Türkiye’nin yeni finans ekibi mucize yaratabilir mi?

Türkiye’nin yeni finans ekibi, enflasyonu düşürmek ve TL’yi değerlendirmek için faiz oranlarını artırmayı planlıyor. Cumhurbaşkanı Erdoğan, bu adımlara izin verdiğini açıkladı. Ancak ekonomi zorluklarla dolu.

Türkiye’nin ekonomisi son yıllarda büyük zorluklarla karşı karşıya kaldı. Yüksek enflasyon, artan cari açık, eriyen döviz rezervleri ve TL’nin değer kaybı gibi sorunlar ülkenin sürdürülebilir bir büyüme patikasına girmesini engelledi. Financial Times gazetesinin Türkiye muhabiri Adam Samson, geçtiğimiz günlerde yayımlanan bir analizde, Türkiye’nin yeni finans ekibinin ekonomiyi düzeltmek için devasa zorluklarla karşı karşıya olduğunu yazdı2. Peki, bu zorluklar nelerdir ve yeni finans ekibi bunları nasıl aşabilir?

Türkiye’nin yeni finans ekibi, 28 Mayıs seçimlerinin ardından Cumhurbaşkanı Erdoğan tarafından atandı. Hazine ve Maliye Bakanlığı’na Mehmet Şimşek, Merkez Bankası Başkanlığı’na Hafize Gaye Erkan getirildi. Şimşek ve Erkan, piyasalar tarafından güvenilir ve tecrübeli isimler olarak görülüyor. Şimşek, daha önce aynı bakanlıkta görev yapmış ve ekonomik reformlara öncülük etmişti. Erkan ise ABD’de başarılı bir bankacılık kariyerine sahipti ve Goldman Sachs’ın yönetim kurulunda yer almıştı.

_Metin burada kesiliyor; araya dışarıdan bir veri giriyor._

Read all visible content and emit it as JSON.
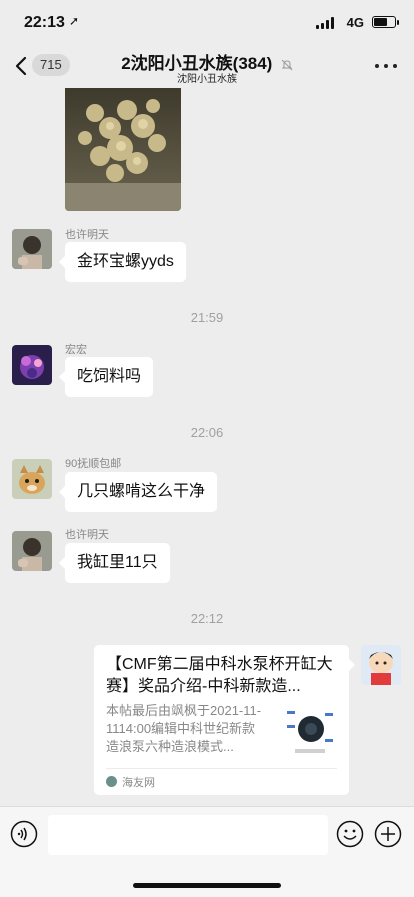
{
  "status": {
    "time": "22:13",
    "network": "4G",
    "battery_level": 0.7
  },
  "header": {
    "back_count": "715",
    "title": "2沈阳小丑水族(384)",
    "subtitle": "沈阳小丑水族"
  },
  "messages": [
    {
      "sender": "也许明天",
      "text": "金环宝螺yyds"
    },
    {
      "sender": "宏宏",
      "text": "吃饲料吗"
    },
    {
      "sender": "90抚顺包邮",
      "text": "几只螺啃这么干净"
    },
    {
      "sender": "也许明天",
      "text": "我缸里11只"
    }
  ],
  "timestamps": [
    "21:59",
    "22:06",
    "22:12"
  ],
  "link_card": {
    "title": "【CMF第二届中科水泵杯开缸大赛】奖品介绍-中科新款造...",
    "description": "本帖最后由飒枫于2021-11-1114:00编辑中科世纪新款造浪泵六种造浪模式...",
    "source": "海友网"
  },
  "colors": {
    "background": "#ededed",
    "bubble": "#ffffff",
    "input_bar": "#f6f6f6",
    "timestamp": "#a0a0a0"
  }
}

Şimşek ve Erkan’ın ilk işi, Türkiye’nin enflasyon sorununu çözmek olacak. Türkiye’de enflasyon oranı yüzde 17’ye yaklaşmış durumda ve halkın alım gücünü azaltıyor. Enflasyonu düşürmenin en etkili yolu ise faiz oranlarını artırmak. Ancak bu, Cumhurbaşkanı Erdoğan’ın uzun süredir karşı çıktığı bir politika. Erdoğan, faiz oranlarının enflasyonu artırdığını ve ekonomiyi yavaşlattığını savunuyor. Bu nedenle, Merkez Bankası’na baskı yaparak faiz oranlarını düşük tutmasını istiyor.

Ancak Şimşek ve Erkan, Erdoğan’ın desteğini almayı başardılar. Erdoğan, önceki gün yaptığı bir açıklamada, faiz konusundaki görüşünü değiştirmese de yeni finans ekibinin enflasyonu tek haneye çekmek için atacağı adımlara izin verdiğini belirtti. Bu da, gelecek hafta yapılacak Merkez Bankası toplantısında faiz oranlarının sert bir şekilde artırılacağı beklentisini güçlendirdi. Önde gelen yatırım bankaları, politika faizinin yüzde 8,5’ten yüzde 20 ve üstüne çıkarılması yönünde tahminlerde bulunuyor.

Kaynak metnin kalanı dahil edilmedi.